Abstract

This chapter explores the positioning of migrant children in urban schools in Ireland following a period of rapid and intensive migration. Drawing on a series of mainly ethnographic studies of migrant children’s experiences, it explores tensions between their holistic valuing and the ‘added value’ they bring through their academic and social positioning in schools. The analysis is set within the context of the wider neo-liberal global policy space and the permeation of such policy through ‘spheres of re/action’ in schools. This includes mediating tensions between migrant children’s rights and recognition through pedagogic and whole school practices. Coupled with reputational risk for urban schools where migrant children cluster, practices of mis/recognition can occur, naturalizing migrant under achievement to deficiencies in culture and identity.
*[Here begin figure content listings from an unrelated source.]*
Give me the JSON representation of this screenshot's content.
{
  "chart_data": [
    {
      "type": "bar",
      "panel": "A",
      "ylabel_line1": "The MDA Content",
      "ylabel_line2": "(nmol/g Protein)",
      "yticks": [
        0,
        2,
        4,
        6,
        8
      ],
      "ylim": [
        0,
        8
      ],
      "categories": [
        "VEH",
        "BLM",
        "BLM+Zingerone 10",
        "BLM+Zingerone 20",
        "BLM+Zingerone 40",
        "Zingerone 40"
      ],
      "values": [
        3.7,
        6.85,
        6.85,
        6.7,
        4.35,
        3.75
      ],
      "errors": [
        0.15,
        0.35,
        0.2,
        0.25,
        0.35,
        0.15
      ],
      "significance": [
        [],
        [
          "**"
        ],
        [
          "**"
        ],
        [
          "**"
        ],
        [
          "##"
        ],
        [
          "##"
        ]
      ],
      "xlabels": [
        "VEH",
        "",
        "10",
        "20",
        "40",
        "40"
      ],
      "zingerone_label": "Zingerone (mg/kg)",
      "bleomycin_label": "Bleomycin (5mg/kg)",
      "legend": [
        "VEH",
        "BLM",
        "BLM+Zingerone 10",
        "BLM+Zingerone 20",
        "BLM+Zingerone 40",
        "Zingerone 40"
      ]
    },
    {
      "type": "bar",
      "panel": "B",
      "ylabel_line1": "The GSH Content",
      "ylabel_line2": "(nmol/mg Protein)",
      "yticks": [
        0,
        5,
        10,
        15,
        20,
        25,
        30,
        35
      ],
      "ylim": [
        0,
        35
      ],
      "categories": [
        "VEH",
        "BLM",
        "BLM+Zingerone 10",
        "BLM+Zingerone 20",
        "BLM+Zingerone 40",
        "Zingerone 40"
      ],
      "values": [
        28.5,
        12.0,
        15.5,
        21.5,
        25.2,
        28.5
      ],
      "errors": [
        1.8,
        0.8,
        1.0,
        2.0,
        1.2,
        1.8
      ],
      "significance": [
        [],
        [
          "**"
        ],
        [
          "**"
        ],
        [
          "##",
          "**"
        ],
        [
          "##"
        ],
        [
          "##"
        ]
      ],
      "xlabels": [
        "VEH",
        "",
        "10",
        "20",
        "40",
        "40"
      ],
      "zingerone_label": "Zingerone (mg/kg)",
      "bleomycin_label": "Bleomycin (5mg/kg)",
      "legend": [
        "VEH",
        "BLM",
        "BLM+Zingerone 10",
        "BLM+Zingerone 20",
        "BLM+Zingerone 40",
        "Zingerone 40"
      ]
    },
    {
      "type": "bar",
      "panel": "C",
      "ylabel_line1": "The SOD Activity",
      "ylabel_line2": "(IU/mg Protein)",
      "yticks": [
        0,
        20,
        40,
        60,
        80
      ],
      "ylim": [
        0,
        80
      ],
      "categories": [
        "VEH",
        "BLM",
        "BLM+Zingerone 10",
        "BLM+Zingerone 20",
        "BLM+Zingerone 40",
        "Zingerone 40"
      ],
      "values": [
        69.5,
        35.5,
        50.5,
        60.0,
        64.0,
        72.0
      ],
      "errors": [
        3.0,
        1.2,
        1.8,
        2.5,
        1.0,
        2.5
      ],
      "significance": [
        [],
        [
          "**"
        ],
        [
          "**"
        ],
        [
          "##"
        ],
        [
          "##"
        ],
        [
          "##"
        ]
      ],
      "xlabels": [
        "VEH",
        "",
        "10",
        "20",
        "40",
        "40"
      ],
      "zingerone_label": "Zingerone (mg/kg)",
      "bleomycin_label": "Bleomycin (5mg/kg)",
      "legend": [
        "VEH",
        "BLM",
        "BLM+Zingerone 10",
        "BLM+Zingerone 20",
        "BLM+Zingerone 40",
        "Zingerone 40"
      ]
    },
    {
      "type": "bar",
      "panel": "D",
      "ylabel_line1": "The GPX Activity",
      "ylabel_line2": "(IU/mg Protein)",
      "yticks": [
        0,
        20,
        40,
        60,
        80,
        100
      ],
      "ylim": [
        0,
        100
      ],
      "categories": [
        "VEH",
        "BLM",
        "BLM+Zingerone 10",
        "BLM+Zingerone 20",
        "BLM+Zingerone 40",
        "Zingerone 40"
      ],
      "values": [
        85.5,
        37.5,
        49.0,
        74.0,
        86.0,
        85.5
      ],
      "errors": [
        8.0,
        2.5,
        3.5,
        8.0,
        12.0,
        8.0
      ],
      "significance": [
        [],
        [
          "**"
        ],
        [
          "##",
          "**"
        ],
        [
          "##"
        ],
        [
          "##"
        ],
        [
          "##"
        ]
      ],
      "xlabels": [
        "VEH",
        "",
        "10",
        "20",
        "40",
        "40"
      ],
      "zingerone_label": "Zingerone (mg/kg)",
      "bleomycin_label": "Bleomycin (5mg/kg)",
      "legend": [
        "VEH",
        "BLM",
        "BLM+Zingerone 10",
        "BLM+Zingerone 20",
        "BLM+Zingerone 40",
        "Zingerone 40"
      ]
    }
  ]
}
The chapter highlights the conditionality of migrant children’s valuing, predicated on their positive demeanor and behavior, and adaptation to programmes of intervention and ‘reform’. It considers their agentic responses as they position themselves, with peers and teachers, as well as their bridging interaction between their families and the school. As key social spaces for the construction of migrant childhoods and identities, the chapter argues for urban schooling that is radical, careful and nurturing. In its absence, the rights and well-being of migrant children is undermined, as well as the seeds sown for wider inequalities and injustices into their future lives as adults in the settlement society.